Os ministros das Finanças do Eurogrupo não chegaram na segunda-feira a acordo para que a Grécia possa receber a tranche de dois mil milhões de euros que deveria ter sido entregue a Atenas no mês passado. Atrasos na aprovação das medidas associadas ao terceiro resgate fizeram atrasar o desembolso, algo que tem passado relativamente despercebido porque a crise grega se afastou do topo da atualidade após as últimas eleições. O Observador aproveitou a ocasião para pedir um ponto de situação a Gikas Hardouvelis, o último ministro das Finanças grego antes da subida ao poder de Alexis Tsipras e Yanis Varoufakis, no início do ano.
O académico e político independente, que foi ministro pelo Nova Democracia entre junho de 2014 e janeiro de 2015, diz que há um ano a Grécia era um país completamente diferente do que é hoje. “Agora, as pessoas estão pessimistas. Em 2014, o ânimo era totalmente o oposto, havia uma evolução positiva no investimento e no sentimento económico, o que era visível em indicadores económicos como o PMI”, diz Gikas Hardouvelis.
O PMI de que fala Hardouvelis é um dos índices mais utilizados pelos economistas e investidores para antecipar a evolução das economias. A sigla significa purchasing managers’ index (índice de gestores de compras) e trata-se de um índice que tem na fasquia dos 50 pontos a fronteira entre a previsão de que a atividade económica deverá expandir-se ou contrair. O índice recuperou a passos largos ao longo de 2013 e esteve em terreno positivo na primeira metade de 2014.

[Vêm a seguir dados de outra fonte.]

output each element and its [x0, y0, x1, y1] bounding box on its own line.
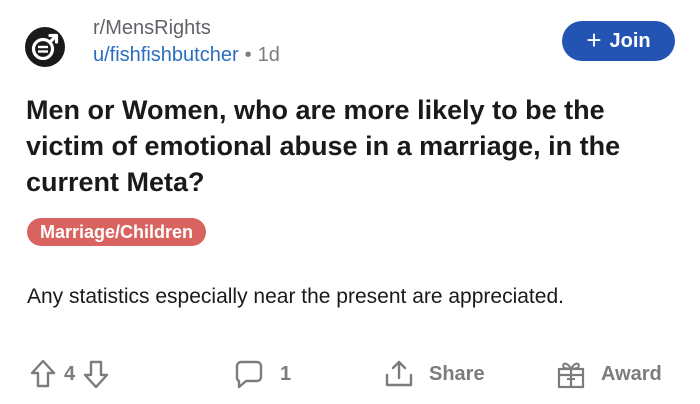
share-icon [383, 358, 415, 390]
comment-count: 1 [280, 362, 292, 385]
share-button[interactable]: Share [383, 357, 485, 391]
post-body: Any statistics especially near the prese… [27, 285, 564, 308]
vote-group: 4 [30, 357, 109, 391]
gift-award-icon [555, 358, 587, 390]
join-button[interactable]: + Join [562, 21, 675, 61]
author-username[interactable]: u/fishfishbutcher [93, 44, 239, 66]
share-label: Share [429, 362, 485, 385]
subreddit-avatar-icon[interactable] [25, 27, 65, 67]
post-header: r/MensRights u/fishfishbutcher • 1d + Join [25, 13, 675, 73]
post-flair[interactable]: Marriage/Children [27, 218, 207, 246]
post-author-line: u/fishfishbutcher • 1d [93, 42, 280, 68]
downvote-arrow-icon[interactable] [83, 359, 109, 389]
post-age: 1d [257, 44, 280, 66]
award-button[interactable]: Award [555, 357, 662, 391]
vote-count: 4 [64, 362, 76, 385]
join-button-label: Join [609, 29, 651, 52]
separator-dot: • [244, 44, 252, 66]
plus-icon: + [586, 24, 602, 55]
subreddit-name[interactable]: r/MensRights [93, 16, 280, 40]
comments-button[interactable]: 1 [234, 357, 291, 391]
post-actions-bar: 4 1 Share Award [30, 357, 675, 391]
award-label: Award [601, 362, 662, 385]
upvote-arrow-icon[interactable] [30, 359, 56, 389]
comment-bubble-icon [234, 359, 264, 389]
post-title[interactable]: Men or Women, who are more likely to be … [26, 92, 666, 200]
post-meta: r/MensRights u/fishfishbutcher • 1d [93, 16, 280, 68]
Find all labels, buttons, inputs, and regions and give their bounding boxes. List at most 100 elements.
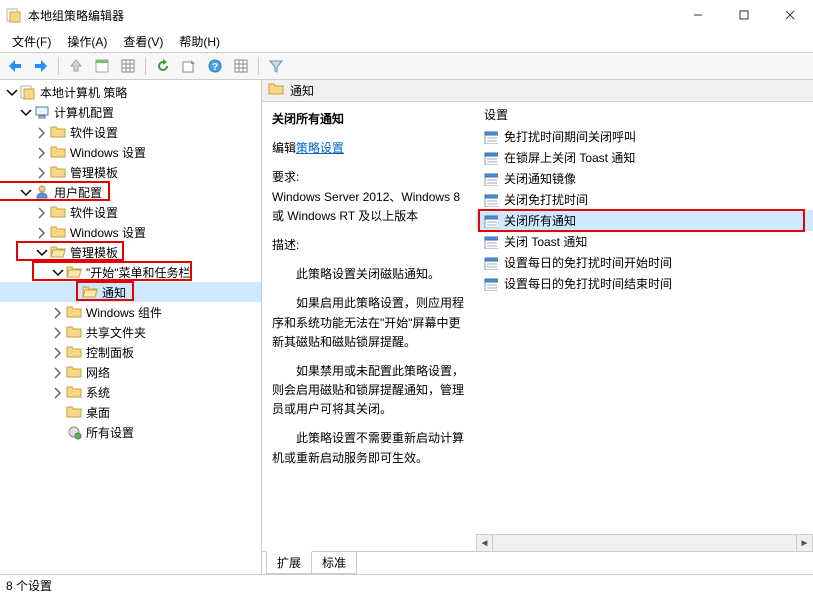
computer-icon (34, 104, 50, 120)
tree-win-components[interactable]: Windows 组件 (0, 302, 261, 322)
up-button[interactable] (65, 55, 87, 77)
policy-item[interactable]: 关闭免打扰时间 (476, 189, 813, 210)
tree-computer-config[interactable]: 计算机配置 (0, 102, 261, 122)
policy-icon (484, 277, 498, 291)
expand-icon[interactable] (50, 265, 64, 279)
expand-icon[interactable] (34, 205, 48, 219)
sheet-button[interactable] (230, 55, 252, 77)
filter-button[interactable] (265, 55, 287, 77)
close-button[interactable] (767, 0, 813, 30)
tree-root[interactable]: 本地计算机 策略 (0, 82, 261, 102)
folder-icon (66, 304, 82, 320)
policy-icon (484, 172, 498, 186)
tree-all-settings[interactable]: 所有设置 (0, 422, 261, 442)
expand-icon[interactable] (50, 365, 64, 379)
policy-items[interactable]: 免打扰时间期间关闭呼叫在锁屏上关闭 Toast 通知关闭通知镜像关闭免打扰时间关… (476, 126, 813, 534)
description-label: 描述: (272, 236, 466, 255)
folder-icon (50, 224, 66, 240)
tree-uc-software[interactable]: 软件设置 (0, 202, 261, 222)
policy-item[interactable]: 免打扰时间期间关闭呼叫 (476, 126, 813, 147)
expand-icon[interactable] (34, 125, 48, 139)
folder-icon (50, 124, 66, 140)
tree-user-config[interactable]: 用户配置 (0, 182, 261, 202)
policy-item-label: 在锁屏上关闭 Toast 通知 (504, 149, 635, 166)
expand-icon[interactable] (4, 85, 18, 99)
policy-item[interactable]: 在锁屏上关闭 Toast 通知 (476, 147, 813, 168)
expand-icon[interactable] (18, 105, 32, 119)
expand-icon[interactable] (34, 145, 48, 159)
tree-uc-windows[interactable]: Windows 设置 (0, 222, 261, 242)
properties-button[interactable] (117, 55, 139, 77)
policy-icon (484, 256, 498, 270)
policy-item[interactable]: 关闭所有通知 (476, 210, 813, 231)
folder-icon (66, 324, 82, 340)
tree-network[interactable]: 网络 (0, 362, 261, 382)
tree-label: 系统 (86, 384, 110, 401)
selected-policy-title: 关闭所有通知 (272, 110, 466, 129)
expand-icon[interactable] (50, 385, 64, 399)
tree-shared-folders[interactable]: 共享文件夹 (0, 322, 261, 342)
tab-standard[interactable]: 标准 (311, 552, 357, 574)
minimize-button[interactable] (675, 0, 721, 30)
tree-label: 控制面板 (86, 344, 134, 361)
expand-icon[interactable] (34, 225, 48, 239)
tree-control-panel[interactable]: 控制面板 (0, 342, 261, 362)
tree-start-taskbar[interactable]: "开始"菜单和任务栏 (0, 262, 261, 282)
menu-action[interactable]: 操作(A) (59, 31, 115, 52)
policy-item[interactable]: 关闭 Toast 通知 (476, 231, 813, 252)
policy-item[interactable]: 关闭通知镜像 (476, 168, 813, 189)
menu-help[interactable]: 帮助(H) (171, 31, 228, 52)
main: 本地计算机 策略 计算机配置 软件设置 Windows 设置 管理模板 (0, 80, 813, 574)
expand-icon[interactable] (50, 325, 64, 339)
tree-label: 软件设置 (70, 124, 118, 141)
expand-icon[interactable] (50, 305, 64, 319)
tree-label: 管理模板 (70, 244, 118, 261)
show-hide-tree-button[interactable] (91, 55, 113, 77)
policy-item-label: 关闭所有通知 (504, 212, 576, 229)
tree-label: 共享文件夹 (86, 324, 146, 341)
tree-label: 所有设置 (86, 424, 134, 441)
help-button[interactable] (204, 55, 226, 77)
policy-item-label: 设置每日的免打扰时间开始时间 (504, 254, 672, 271)
policy-item[interactable]: 设置每日的免打扰时间开始时间 (476, 252, 813, 273)
folder-icon (268, 81, 284, 100)
policy-icon (484, 151, 498, 165)
expand-icon[interactable] (34, 165, 48, 179)
menu-view[interactable]: 查看(V) (115, 31, 171, 52)
expand-icon[interactable] (34, 245, 48, 259)
description-p2: 如果启用此策略设置，则应用程序和系统功能无法在"开始"屏幕中更新其磁贴和磁贴锁屏… (272, 294, 466, 352)
tree-system[interactable]: 系统 (0, 382, 261, 402)
tree-label: 通知 (102, 284, 126, 301)
tree-label: Windows 设置 (70, 144, 146, 161)
tree-uc-admin[interactable]: 管理模板 (0, 242, 261, 262)
edit-policy-link[interactable]: 策略设置 (296, 141, 344, 155)
expand-icon[interactable] (50, 345, 64, 359)
folder-open-icon (82, 284, 98, 300)
scroll-left-button[interactable]: ◄ (476, 535, 493, 552)
refresh-button[interactable] (152, 55, 174, 77)
description-p3: 如果禁用或未配置此策略设置，则会启用磁贴和锁屏提醒通知，管理员或用户可将其关闭。 (272, 362, 466, 420)
scroll-track[interactable] (493, 535, 796, 552)
tree-notifications[interactable]: 通知 (0, 282, 261, 302)
tab-extended[interactable]: 扩展 (266, 551, 312, 574)
policy-item-label: 关闭免打扰时间 (504, 191, 588, 208)
scroll-right-button[interactable]: ► (796, 535, 813, 552)
tree-desktop[interactable]: 桌面 (0, 402, 261, 422)
export-button[interactable] (178, 55, 200, 77)
maximize-button[interactable] (721, 0, 767, 30)
back-button[interactable] (4, 55, 26, 77)
forward-button[interactable] (30, 55, 52, 77)
expand-icon[interactable] (18, 185, 32, 199)
tree-cc-windows[interactable]: Windows 设置 (0, 142, 261, 162)
folder-icon (50, 144, 66, 160)
policy-item-label: 关闭 Toast 通知 (504, 233, 587, 250)
tree-pane[interactable]: 本地计算机 策略 计算机配置 软件设置 Windows 设置 管理模板 (0, 80, 262, 574)
details-header-title: 通知 (290, 82, 314, 99)
menu-file[interactable]: 文件(F) (4, 31, 59, 52)
horizontal-scrollbar[interactable]: ◄ ► (476, 534, 813, 551)
tree-cc-software[interactable]: 软件设置 (0, 122, 261, 142)
policy-item-label: 设置每日的免打扰时间结束时间 (504, 275, 672, 292)
tree-cc-admin[interactable]: 管理模板 (0, 162, 261, 182)
policy-item[interactable]: 设置每日的免打扰时间结束时间 (476, 273, 813, 294)
column-header-setting[interactable]: 设置 (476, 102, 813, 126)
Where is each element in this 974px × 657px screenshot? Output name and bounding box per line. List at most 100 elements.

Porém, e apesar dos dados promissores na economia, quando se perspetivou a queda do governo de Antonis Samaras e Gikas Hardouvelis, a partir do outono de 2014, a tendência mudou. E, já em 2015, no verão quente que quase viu a Grécia sair da zona euro, o índice PMI para a indústria grega teve uma quebra inédita, para cerca de 30 pontos. Em qualquer lado do mundo, isso são péssimas notícias. E o índice ainda está a uma distância considerável de chegar aos 50 pontos, como se pode ver neste gráfico da Bloomberg.
2015. O ano (que era suposto ser) da retoma na Grécia
“Depois de seis anos de recessão, 2014 deverá ser o ponto de viragem para a Grécia”. Esta era a expectativa da Comissão Europeia em novembro de 2014, que mantinha a confiança (ou seria a pressão?) numa altura em que o governo de Antonis Samaras e do partido Nova Democracia já estava a tremer e Alexis Tsipras e o Syriza se posicionavam para tomar o poder nas eleições que viriam a ser agendadas para final de janeiro.
Bruxelas já avisava que “a incerteza política” que tinha começado no final do verão poderia penalizar o investimento. Mas, ainda assim, a Comissão Europeia apontava para uma taxa de crescimento do PIB em 2015 de 2,9% e de 3,7% em 2016. Agora, as últimas previsões colocam a taxa de crescimento destes dois anos em terreno negativo (-1,4% em 2015 e -1,3% em 2016). Só em 2017, diz Bruxelas, a taxa de crescimento do PIB – estimada em 2,7% – se aproximará do valor que se previa para 2015.
Pode verificar o azedar das projeções económicas, no espaço de apenas um ano, na infografia interativa abaixo. (Nota: em novembro de 2014 não havia previsões para 2017)
“Custos enormes” e uma “recessão desnecessária”
Gikas Hardouvelis, que entregou a pasta das Finanças na Grécia a Yanis Varoufakis, diz que ainda “são enormes os custos” da eleição do Syriza e, logo de seguida, do confronto com os credores. O país caminhou para um terceiro resgate que parecia ser um risco pouco provável no início de 2014. Depois de tudo o que se passou, “as pessoas agora já se apercebem das promessas vazias que lhes foram feitas”, diz Hardouvelis. Mas o que explica, então, que um regenerado Alexis Tsipras e um expurgado Syriza tenham voltado a ganhar as eleições, em setembro? “Apesar dessas promessas vazias, muitas pessoas ainda culpam os governos anteriores e poderá demorar algum tempo até que a raiva das pessoas se vire para este governo”, afirma o ex-ministro grego, ao Observador.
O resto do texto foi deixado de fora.